C’est vrai qu’on peut énoncer des regrets et des critiques, vrai aussi qu’on peut déplorer des manques et des fautes. Mais comment taire ce que cette institution représente de volonté d’efforts pour davantage de paix, et de dialogue entre les nations ? Comment taire aussi qu’aucune institution ne peut vraiment devenir ce pour quoi elle est faite si tous ses acteurs ne la construisent pas, jour après jour par leur propre engagement ?
Il en est parfois ainsi dans l’Eglise où nous aimons souligner la valeur du combat pour la justice et pour la paix, mais cédons volontiers au scepticisme quant à l’efficacité de ce combat. Comme si, toujours, il fallait compter sur les autres…

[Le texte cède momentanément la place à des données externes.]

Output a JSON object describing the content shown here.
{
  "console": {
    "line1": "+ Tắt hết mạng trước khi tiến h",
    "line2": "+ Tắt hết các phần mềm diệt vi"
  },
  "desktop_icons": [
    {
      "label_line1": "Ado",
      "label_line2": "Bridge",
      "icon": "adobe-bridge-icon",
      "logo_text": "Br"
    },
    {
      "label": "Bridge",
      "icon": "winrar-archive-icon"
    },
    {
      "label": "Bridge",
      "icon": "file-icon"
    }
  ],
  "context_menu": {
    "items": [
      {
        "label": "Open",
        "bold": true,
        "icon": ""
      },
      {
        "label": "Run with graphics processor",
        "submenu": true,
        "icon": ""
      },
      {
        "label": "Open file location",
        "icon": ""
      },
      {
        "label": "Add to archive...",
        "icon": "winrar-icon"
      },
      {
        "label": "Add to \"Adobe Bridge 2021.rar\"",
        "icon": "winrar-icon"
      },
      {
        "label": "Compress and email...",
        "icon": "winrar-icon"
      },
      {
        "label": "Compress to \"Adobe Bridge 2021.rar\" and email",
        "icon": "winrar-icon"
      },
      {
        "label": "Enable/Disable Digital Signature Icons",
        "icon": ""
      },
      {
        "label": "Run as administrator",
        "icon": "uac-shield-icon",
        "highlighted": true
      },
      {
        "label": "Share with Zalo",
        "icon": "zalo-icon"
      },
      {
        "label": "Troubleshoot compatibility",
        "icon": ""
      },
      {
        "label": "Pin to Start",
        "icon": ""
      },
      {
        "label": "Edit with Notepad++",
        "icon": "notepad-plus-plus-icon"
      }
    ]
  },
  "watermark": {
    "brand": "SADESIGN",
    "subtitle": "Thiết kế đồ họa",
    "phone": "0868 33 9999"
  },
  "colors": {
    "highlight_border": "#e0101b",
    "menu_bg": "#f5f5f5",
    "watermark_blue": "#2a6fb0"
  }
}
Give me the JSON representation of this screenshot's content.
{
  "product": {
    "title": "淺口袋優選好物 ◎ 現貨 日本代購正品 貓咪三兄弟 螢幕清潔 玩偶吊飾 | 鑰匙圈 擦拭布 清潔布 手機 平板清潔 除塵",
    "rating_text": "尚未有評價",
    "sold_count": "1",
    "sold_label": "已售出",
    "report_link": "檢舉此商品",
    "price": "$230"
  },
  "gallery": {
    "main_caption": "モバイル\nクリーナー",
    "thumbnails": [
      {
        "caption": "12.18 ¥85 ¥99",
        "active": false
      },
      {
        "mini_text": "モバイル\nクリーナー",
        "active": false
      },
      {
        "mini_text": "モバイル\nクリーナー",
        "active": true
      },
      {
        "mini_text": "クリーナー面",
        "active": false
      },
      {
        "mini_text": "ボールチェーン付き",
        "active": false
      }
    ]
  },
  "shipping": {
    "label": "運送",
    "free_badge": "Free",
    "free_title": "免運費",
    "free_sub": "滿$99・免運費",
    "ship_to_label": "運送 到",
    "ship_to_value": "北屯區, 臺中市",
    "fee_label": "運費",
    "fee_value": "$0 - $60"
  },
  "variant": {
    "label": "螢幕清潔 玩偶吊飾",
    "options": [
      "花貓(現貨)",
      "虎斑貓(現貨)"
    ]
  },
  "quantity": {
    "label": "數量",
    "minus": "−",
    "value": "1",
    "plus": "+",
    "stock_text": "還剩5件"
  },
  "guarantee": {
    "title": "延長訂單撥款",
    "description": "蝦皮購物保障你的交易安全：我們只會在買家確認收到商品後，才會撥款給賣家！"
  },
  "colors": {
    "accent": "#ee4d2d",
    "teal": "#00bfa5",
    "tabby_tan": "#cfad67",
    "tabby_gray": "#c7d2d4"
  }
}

Pour l’ONU et son objectif de servir la paix entre les nations, comme pour les engagements pour la justice et pour la paix (partie intégrante de l’annonce du Royaume, écrivait Paul VI), l’antidote du scepticisme est sans doute de se souvenir qu’ils sont nombreux celles et ceux qui comptent sur leurs semblables pour ne pas chavirer dans la misère ou dans la guerre… Ne pas se dérober !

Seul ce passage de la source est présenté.